The searchAndAdd() function then breaks the article text into sentences, loops through the list of search topics on each one, and returns an insertPlaceMention promise for each hit;
Each hit generates its own promise in the insertPlaceMention(..) function, which is is fulfilled when a result is written to the place_mentions table and returns its unique id. Once all insertPlaceMention promises are fulfilled, the searchAndAdd function returns the unique article id to the main promise chain.
The final Promise.all() function resolves when all of the article ids are returned from the searchAndAdd() function, and the app is finished.

Before we can test our local installation, we need a basic list of search topics to put in our places table.

Our repository includes a file called sampleData.sql that populates our database with a very basic sample dataset for our queries.

It adds one row in the media_markets table – the New York metropolitan area – and two rows each in the publishers and feeds tables, for the New York Post and the New York Daily News.

And, for the sake of simplicity, it only adds two rows in the places table: Brooklyn and Staten Island.
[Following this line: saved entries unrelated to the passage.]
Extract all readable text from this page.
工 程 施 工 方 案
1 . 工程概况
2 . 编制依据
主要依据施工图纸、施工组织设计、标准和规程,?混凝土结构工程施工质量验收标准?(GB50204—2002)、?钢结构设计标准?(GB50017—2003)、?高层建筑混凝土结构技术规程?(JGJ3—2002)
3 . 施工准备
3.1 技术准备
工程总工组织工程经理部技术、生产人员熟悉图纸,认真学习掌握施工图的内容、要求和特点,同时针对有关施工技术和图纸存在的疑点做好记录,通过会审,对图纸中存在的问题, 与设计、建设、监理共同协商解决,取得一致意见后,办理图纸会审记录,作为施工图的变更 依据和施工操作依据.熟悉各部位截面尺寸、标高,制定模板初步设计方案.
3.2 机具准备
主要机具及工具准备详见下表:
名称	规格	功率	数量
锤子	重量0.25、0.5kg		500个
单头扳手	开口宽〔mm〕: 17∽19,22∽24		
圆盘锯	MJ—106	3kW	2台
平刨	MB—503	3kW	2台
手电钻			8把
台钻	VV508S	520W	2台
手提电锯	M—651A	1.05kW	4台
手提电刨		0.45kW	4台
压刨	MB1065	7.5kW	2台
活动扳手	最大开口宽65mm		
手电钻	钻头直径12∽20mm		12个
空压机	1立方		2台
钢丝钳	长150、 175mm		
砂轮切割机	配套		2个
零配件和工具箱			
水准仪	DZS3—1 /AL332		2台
Both these rows refer back to the "New York metro area" row in the media_markets table.

To run these queries and update your database with the test data, run this command:

$ psql postgres < sampleData.sql

To see if it worked, send your database a simple SQL query:

$ psql postgres -c 'SELECT * FROM places'

 id |  place_name   | place_aliases | geocode | not_followed_by | not_preceded_by | market_id 
----+---------------+---------------+---------+-----------------+-----------------+-----------
  1 | Brooklyn      |               |         |                 |                 |         1
  2 | Staten Island |               |         |                 |                 |         1
(2 rows)

And now, the moment of truth...

Run the bin/app.js file with node:

$ node bin/app

You'll hopefully see some console logging messages stream by as various Javascript promises are fulfilled – from fetching the feed content, to adding search results to the place_mentions table. You'll probably also see some SQL error messages – something to be handled better in future versions of this software.
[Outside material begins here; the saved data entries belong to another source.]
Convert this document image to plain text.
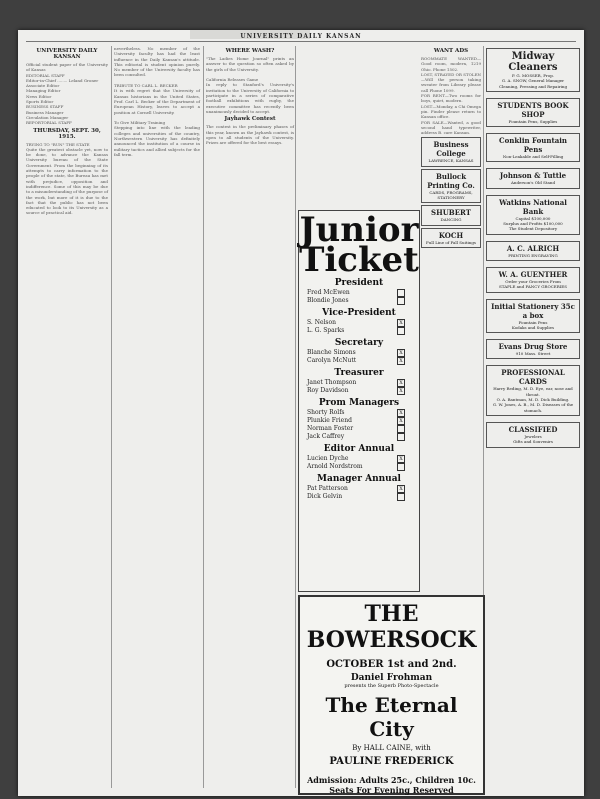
UNIVERSITY DAILY KANSAN
UNIVERSITY DAILY KANSAN
Official student paper of the University of Kansas
EDITORIAL STAFF
Editor-in-Chief ........ Leland Groner
Associate Editor
Managing Editor
News Editor
Sports Editor
BUSINESS STAFF
Business Manager
Circulation Manager
REPORTORIAL STAFF
THURSDAY, SEPT. 30, 1915.
TRYING TO "RUN" THE STATE
Quite the greatest obstacle yet, now to be done, to advance the Kansas University bureau of the State Government. From the beginning of its attempts to carry information to the people of the state, the Bureau has met with prejudice, opposition and indifference. Some of this may be due to a misunderstanding of the purpose of the work, but more of it is due to the fact that the public has not been educated to look to its University as a source of practical aid.
nevertheless. No member of the University faculty has had the least influence in the Daily Kansan's attitude. This editorial is student opinion purely. No member of the University faculty has been consulted.

TRIBUTE TO CARL L. BECKER
It is with regret that the University of Kansas historians in the United States, Prof. Carl L. Becker of the Department of European History, leaves to accept a position at Cornell University.

To Give Military Training
Stepping into line with the leading colleges and universities of the country, Northwestern University has definitely announced the institution of a course in military tactics and allied subjects for the fall term.
WHERE WASH?
"The Ladies Home Journal" prints an answer to the question so often asked by the girls of the University.

California Releases Game
In reply to Stanford's University's invitation to the University of California to participate in a series of comparative football exhibitions with rugby, the executive committee has recently been unanimously decided to accept.
Jayhawk Contest
The contest in the preliminary phases of this year, known as the Jayhawk contest, is open to all students of the University. Prizes are offered for the best essays.
Junior
Ticket
President
Fred McEwen
Blondie Jones
Vice-President
S. Nelson	X
L. G. Sparks
Secretary
Blanche Simons	X
Carolyn McNutt	X
Treasurer
Janet Thompson	X
Roy Davidson	X
Prom Managers
Shorty Rolfs	X
Plunkie Friend	X
Norman Foster
Jack Caffrey
Editor Annual
Lucien Dyche	X
Arnold Nordstrom
Manager Annual
Pat Patterson	X
Dick Gelvin
WANT ADS
ROOMMATE WANTED—Good room, modern, 1219 Ohio. Phone 1502.
LOST, STRAYED OR STOLEN—Will the person taking sweater from Library please call Phone 1099.
FOR RENT—Two rooms for boys, quiet, modern.
LOST—Monday, a Chi Omega pin. Finder please return to Kansan office.
FOR SALE—Wanted, a good second hand typewriter, address B. care Kansan.
Business College
LAWRENCE, KANSAS
Bullock Printing Co.
CARDS, PROGRAMS, STATIONERY
SHUBERT
DANCING
KOCH
Full Line of Fall Suitings
THE BOWERSOCK
OCTOBER 1st and 2nd.
Daniel Frohman
presents the Superb Photo-Spectacle
The Eternal City
By HALL CAINE, with
PAULINE FREDERICK
Admission: Adults 25c., Children 10c.
Seats For Evening Reserved
Midway Cleaners
P. G. MOSSER, Prop.
G. A. SNOW, General Manager
Cleaning, Pressing and Repairing
STUDENTS BOOK SHOP
Fountain Pens, Supplies
Conklin Fountain Pens
Non-Leakable and Self-Filling
Johnson & Tuttle
Anderson's Old Stand
Watkins National Bank
Capital $100,000
Surplus and Profits $100,000
The Student Depository
A. C. ALRICH
PRINTING ENGRAVING
W. A. GUENTHER
Order your Groceries From
STAPLE and FANCY GROCERIES
Initial Stationery 35c a box
Fountain Pens
Kodaks and Supplies
Evans Drug Store
910 Mass. Street
PROFESSIONAL CARDS
Harry Reding, M. D. Eye, ear, nose and throat.
O. A. Bantman, M. D. Dick Building.
G. W. Jones, A. B., M. D. Diseases of the stomach.
CLASSIFIED
Jewelers
Gifts and Souvenirs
Let's see what we got. Query your place_mentions table to see the results:

$ psql test -c 'SELECT * FROM place_mentions'

If all goes well, you should see here a list of article excerpts from today's New York City tabloids that mention "Brooklyn" and "Staten Island."

Customizing your list of search topics

In practice, you're probably interested in more than two topics. If you're looking at New York City, you might want to analyze news mentions of all five boroughs, plus dozens of neighborhoods and maybe even some suburbs.

To upload longer lists of topics to your database, I recommend using pgAdmin, a user-friendly PostgreSQL administration platform. It will allow you to import your topic lists as a csv file into the places table (important note: because the market_id column in the places table references a unique key in the media_markets table, you'll need to set up the media_markets table first).

HOSTED INSTALLATION

This software has been running for several months in a hosted installation on Heroku, making use of the Heroku Scheduler to run once a day to catch new articles on each newspaper's RSS feed, and making use of embedded Javascript templates to display results as JSON feeds and as interactive maps.

More detailed documentation on this option is coming soon!